A third chair sat empty beside the girl's, its cuffs retracted, but the blood on its seat suggested that someone had been sitting there. It only took a moment to locate the chair's former occupant. She was lying on her stomach the ground, propped on one elbow, her brown hair a frizzy, sweaty curtain around her face. There was something startlingly familiar about her, too—something in the way her eyes blinked at me from behind her rectangular black glasses that I was certain I knew.

All of a sudden, a flash pain flooded into my head, overriding the ache of the bullet wound and the sting of the glass in my flesh. This was something heavier, deeper; a fierce monster that shredded my mind, digging and prodding for...something. A memory, I realized with a start. A memory that was just out of reach.

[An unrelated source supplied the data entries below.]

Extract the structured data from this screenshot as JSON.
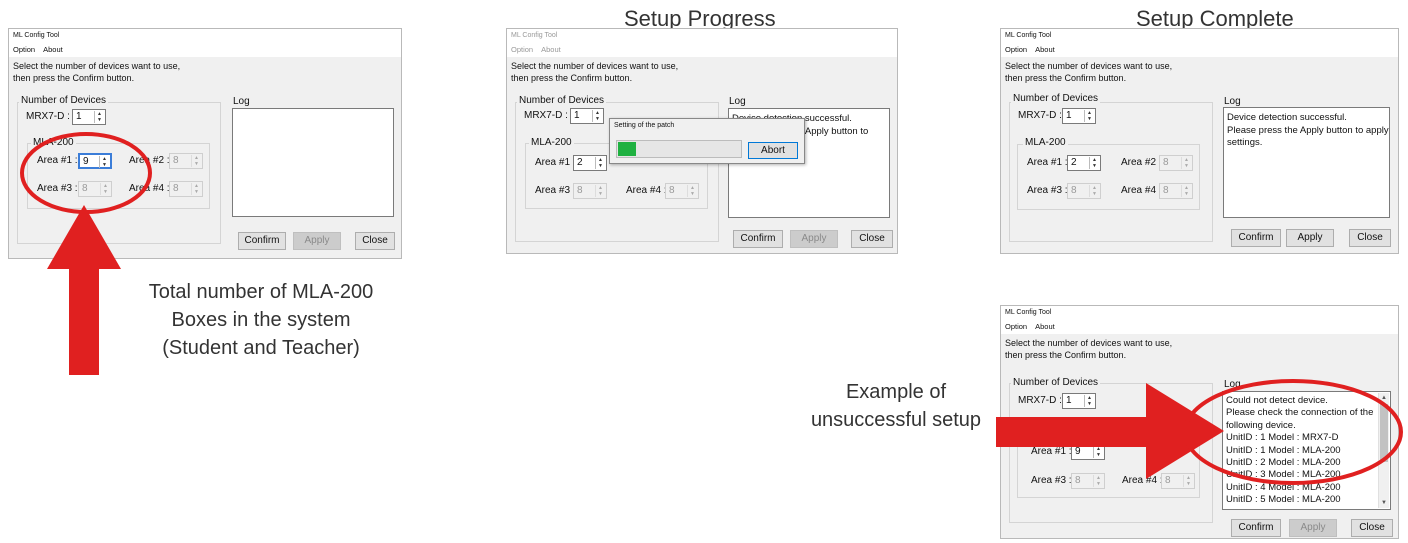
{
  "headings": {
    "progress": "Setup Progress",
    "complete": "Setup Complete"
  },
  "app": {
    "title": "ML Config Tool",
    "menu": [
      "Option",
      "About"
    ],
    "instruction_line1": "Select the number of devices want to use,",
    "instruction_line2": "then press the Confirm button.",
    "number_of_devices_label": "Number of Devices",
    "mrx_label": "MRX7-D :",
    "mla_label": "MLA-200",
    "area1_label": "Area #1 :",
    "area2_label": "Area #2 :",
    "area3_label": "Area #3 :",
    "area4_label": "Area #4 :",
    "log_label": "Log",
    "confirm_label": "Confirm",
    "apply_label": "Apply",
    "close_label": "Close"
  },
  "screens": {
    "initial": {
      "mrx": "1",
      "area1": "9",
      "area2": "8",
      "area3": "8",
      "area4": "8",
      "log": []
    },
    "progress": {
      "mrx": "1",
      "area1": "2",
      "area3": "8",
      "area4": "8",
      "log": [
        "Device detection successful.",
        "Please press the Apply button to apply settings."
      ],
      "popup_title": "Setting of the patch",
      "popup_abort": "Abort",
      "progress_fraction": 0.15
    },
    "complete": {
      "mrx": "1",
      "area1": "2",
      "area2": "8",
      "area3": "8",
      "area4": "8",
      "log": [
        "Device detection successful.",
        "Please press the Apply button to apply",
        "settings."
      ]
    },
    "failed": {
      "mrx": "1",
      "area1": "9",
      "area3": "8",
      "area4": "8",
      "log": [
        "Could not detect device.",
        "Please check the connection of the",
        "following device.",
        "UnitID : 1 Model : MRX7-D",
        "UnitID : 1 Model : MLA-200",
        "UnitID : 2 Model : MLA-200",
        "UnitID : 3 Model : MLA-200",
        "UnitID : 4 Model : MLA-200",
        "UnitID : 5 Model : MLA-200"
      ]
    }
  },
  "annotations": {
    "total_line1": "Total number of MLA-200",
    "total_line2": "Boxes in the system",
    "total_line3": "(Student and Teacher)",
    "fail_line1": "Example of",
    "fail_line2": "unsuccessful setup"
  },
  "colors": {
    "highlight_red": "#e02020",
    "progress_green": "#1fb141"
  }
}
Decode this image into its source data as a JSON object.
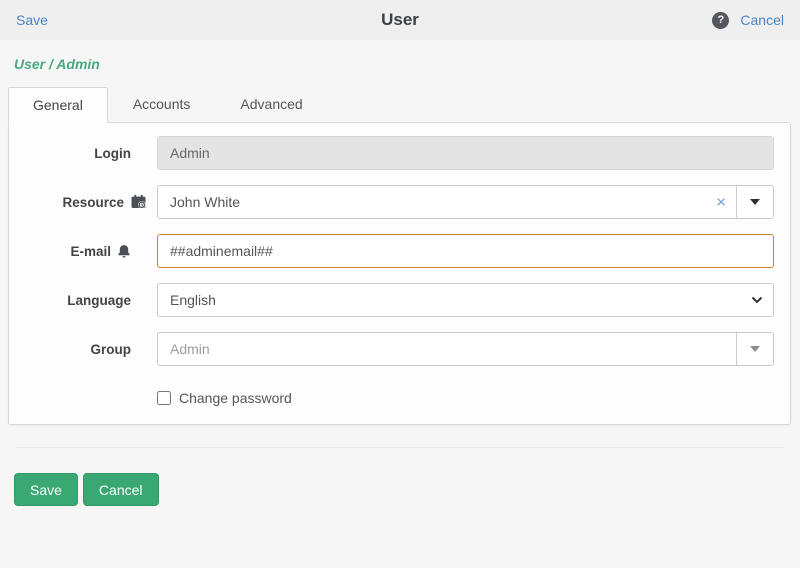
{
  "header": {
    "save": "Save",
    "title": "User",
    "cancel": "Cancel",
    "help": "?"
  },
  "breadcrumb": "User / Admin",
  "tabs": [
    {
      "label": "General",
      "active": true
    },
    {
      "label": "Accounts",
      "active": false
    },
    {
      "label": "Advanced",
      "active": false
    }
  ],
  "form": {
    "login": {
      "label": "Login",
      "value": "Admin"
    },
    "resource": {
      "label": "Resource",
      "value": "John White",
      "clear": "×",
      "icon": "calendar-clock-icon"
    },
    "email": {
      "label": "E-mail",
      "value": "##adminemail##",
      "icon": "bell-icon"
    },
    "language": {
      "label": "Language",
      "value": "English"
    },
    "group": {
      "label": "Group",
      "placeholder": "Admin"
    },
    "change_password": {
      "label": "Change password",
      "checked": false
    }
  },
  "footer": {
    "save": "Save",
    "cancel": "Cancel"
  },
  "colors": {
    "link_blue": "#4a86c6",
    "breadcrumb_green": "#4ba87e",
    "button_green": "#3aa873",
    "email_border_orange": "#c8832c"
  }
}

And there it was: a flash of remembering, lasting for no more than a heartbeat. A fleeting image of the girl before me, sitting with the other two on wooden chairs in a small, cramped room. The three of them looked at me, their expressions guarded but undoubtedly scared, and beside them, smiling coyly, was—

The memory was gone before I could see the fourth person. There, then gone. Just like that.

The agony faded, and I took a shaky breath. The girl was still staring at me, but neither of us had spoken. When I caught her eye, her lips parted slightly, and she murmured, "I knew they'd save us."

I wasn't sure what she meant.

She stared at me unabashed, her eyes roving carefully over my face as I shifted beneath her gaze. Her expression was one of surprise, and, just barely, disgust. This girl, whoever she was, saw my face and was appalled.